Yine 10. yıl nutkunda Cumhuriyeti gençliğe emanet ederken Türk gençliğine olan güvenini ortaya koyan Atatürk devrimlerin bekçiliğinde de Türk gençliğine güvenmiştir. Bu nedenle her yurtsever ve gerçek aydın Türk Atatürkçülük önce kendini yetiştirirek batı medeniyeti seviyesine ulaşmaktır. Bu ilk görev olan devrimlerin bekçiliği için vazgeçilmez şarttır.
Bu itibarla Atatürk'ün dünya görüşü medeniyet değiştirme yönünden daha ziyade mutlak, kültür değişmesi yönünden ise daha ziyade nisbidir. Çünkü medeniyet daha ziyade milletlerarası maddi ve manevi değerler manzumesi olduğu halde kültür, milletlerarası etkilere kapalı olmamakla birlikte, daha ziyade milli değerler bütünüdür.

Milli dava, kişiliğinin devamıdır. Atatürk'ün tarih tezi, dilde sadeleşme istemesi ve kültür alanındaki bilinen diğer devrimci reformları Batı potası içinde Batı etkisine açık bir milli kültür yaratmak içindir.

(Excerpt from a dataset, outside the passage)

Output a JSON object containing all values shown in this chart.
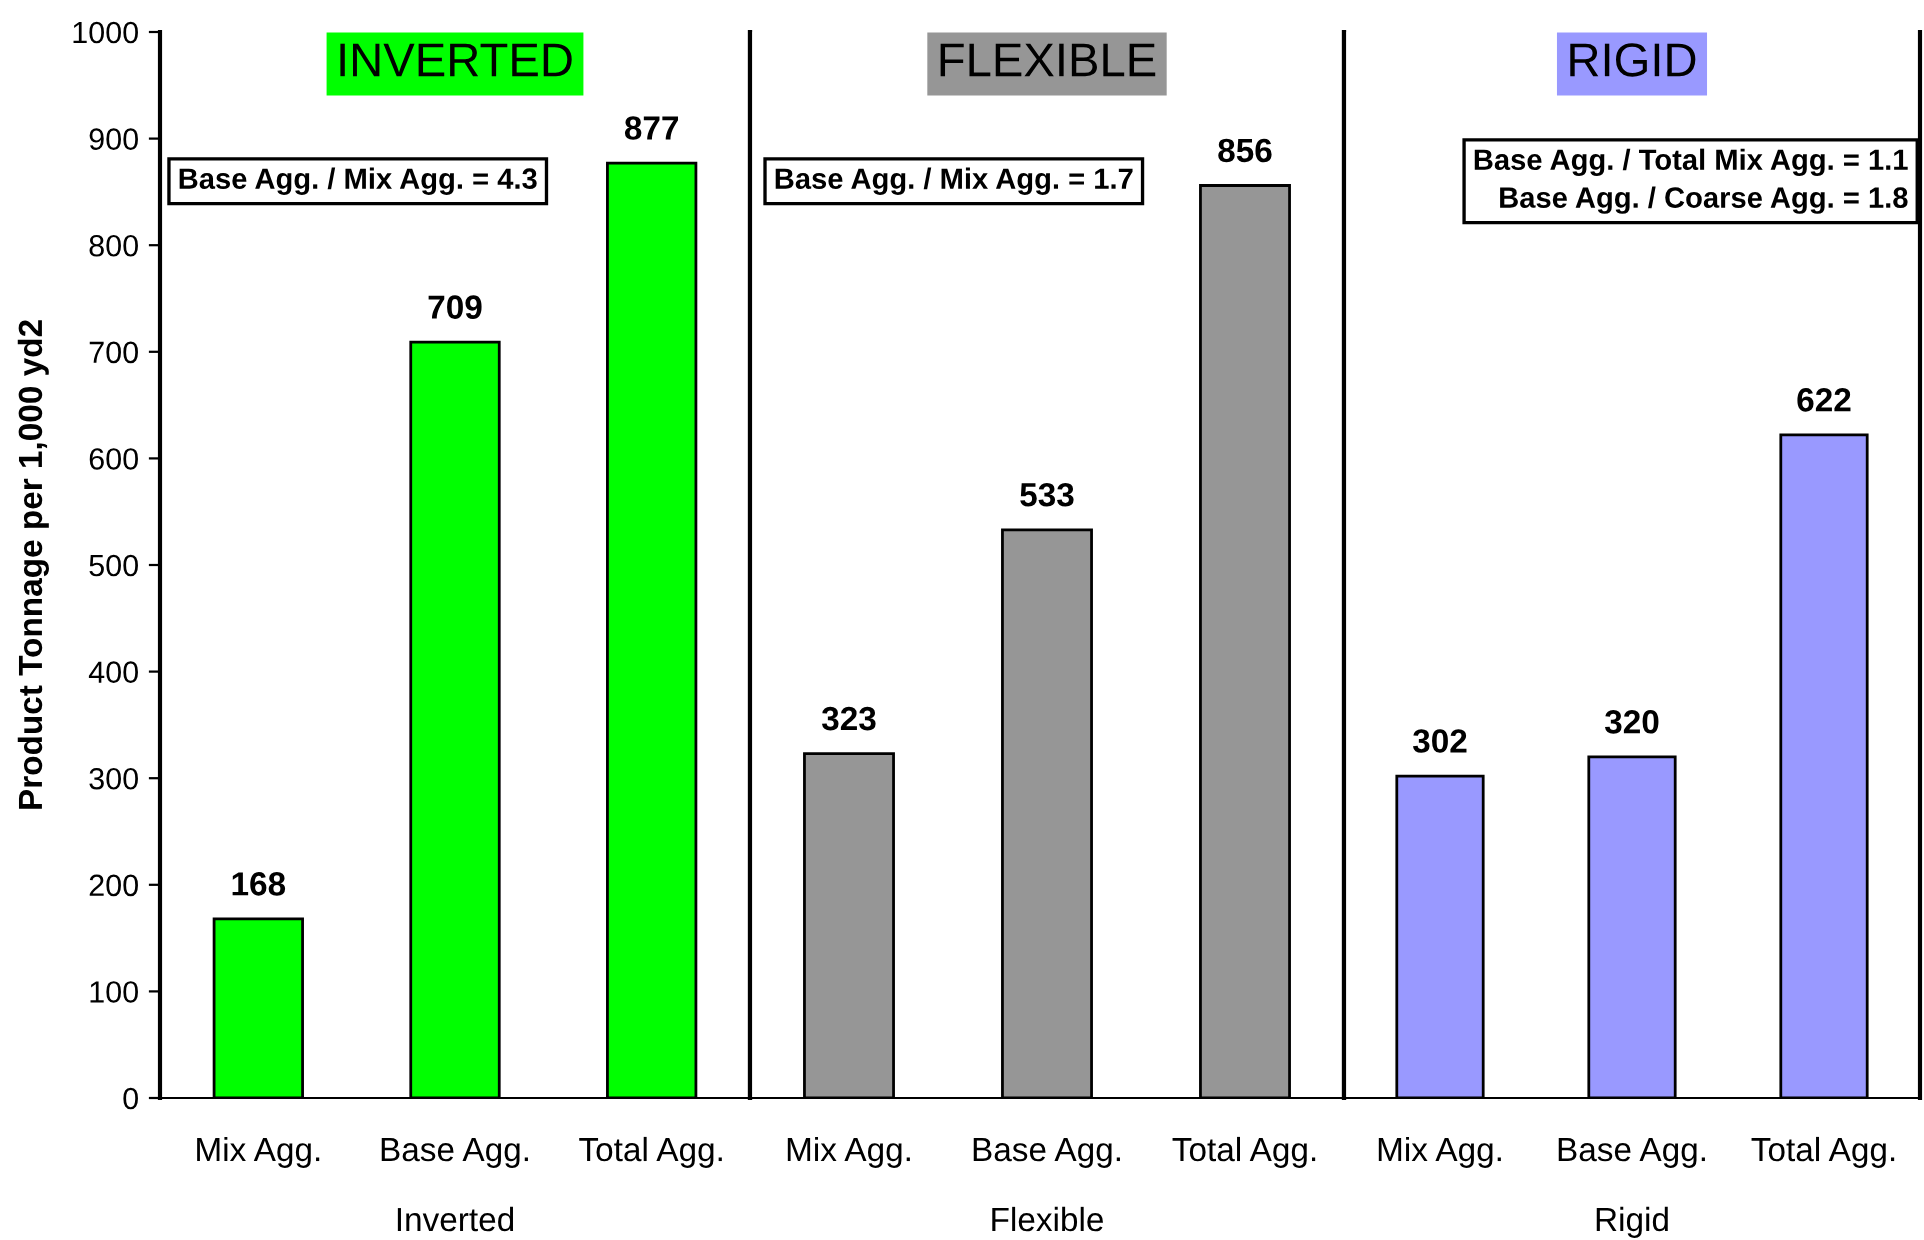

Netice olarak, Atatürk'ün dünya görüşünün büyük niteliği bir doğma olmaması, realist ve prağmatik olmasıdır. Bu sebeple Atatürkçülük, faşizm ve Komünizm gibi doğmatik ideolojileri red eder, onların maskesi ve kalkanı olarak kullanılamaz.

Atatürk'ün dünya görüşünün realist ve pragmatik, yani faydaya ve eyleme dönük bir dünya görüşü olması onun esnek bir dünya görüşü olmasını, başka bir deyimle, yeni şartlara uymayı kabul etmesini gerektirir. Fakat onun canlılığını ve devamlılığını sağlayan bu realist ve pragmatik olma niteliğinin, yani esnekliğinin bir sınırı vardır. Bu sınır ise Batı medeniyetini meydana getiren duyuş, düşünüş ve yaşayış tarzını, onun hukuki, siyasi ve ahlaki temel ilkelerini kesinlikle ret eden komünist ve fasist ideolojilerdir. Zira bu ideolojiler aslında Batının insanlığa kazandırdığı her çeşit vasıtadan faydalanmakla beraber, ona ters düşen, hatta onu spıtiralist ve hüriyetçi düsünce sistemi ve insan kavramı yönünden inkar eden ideolojilerdir.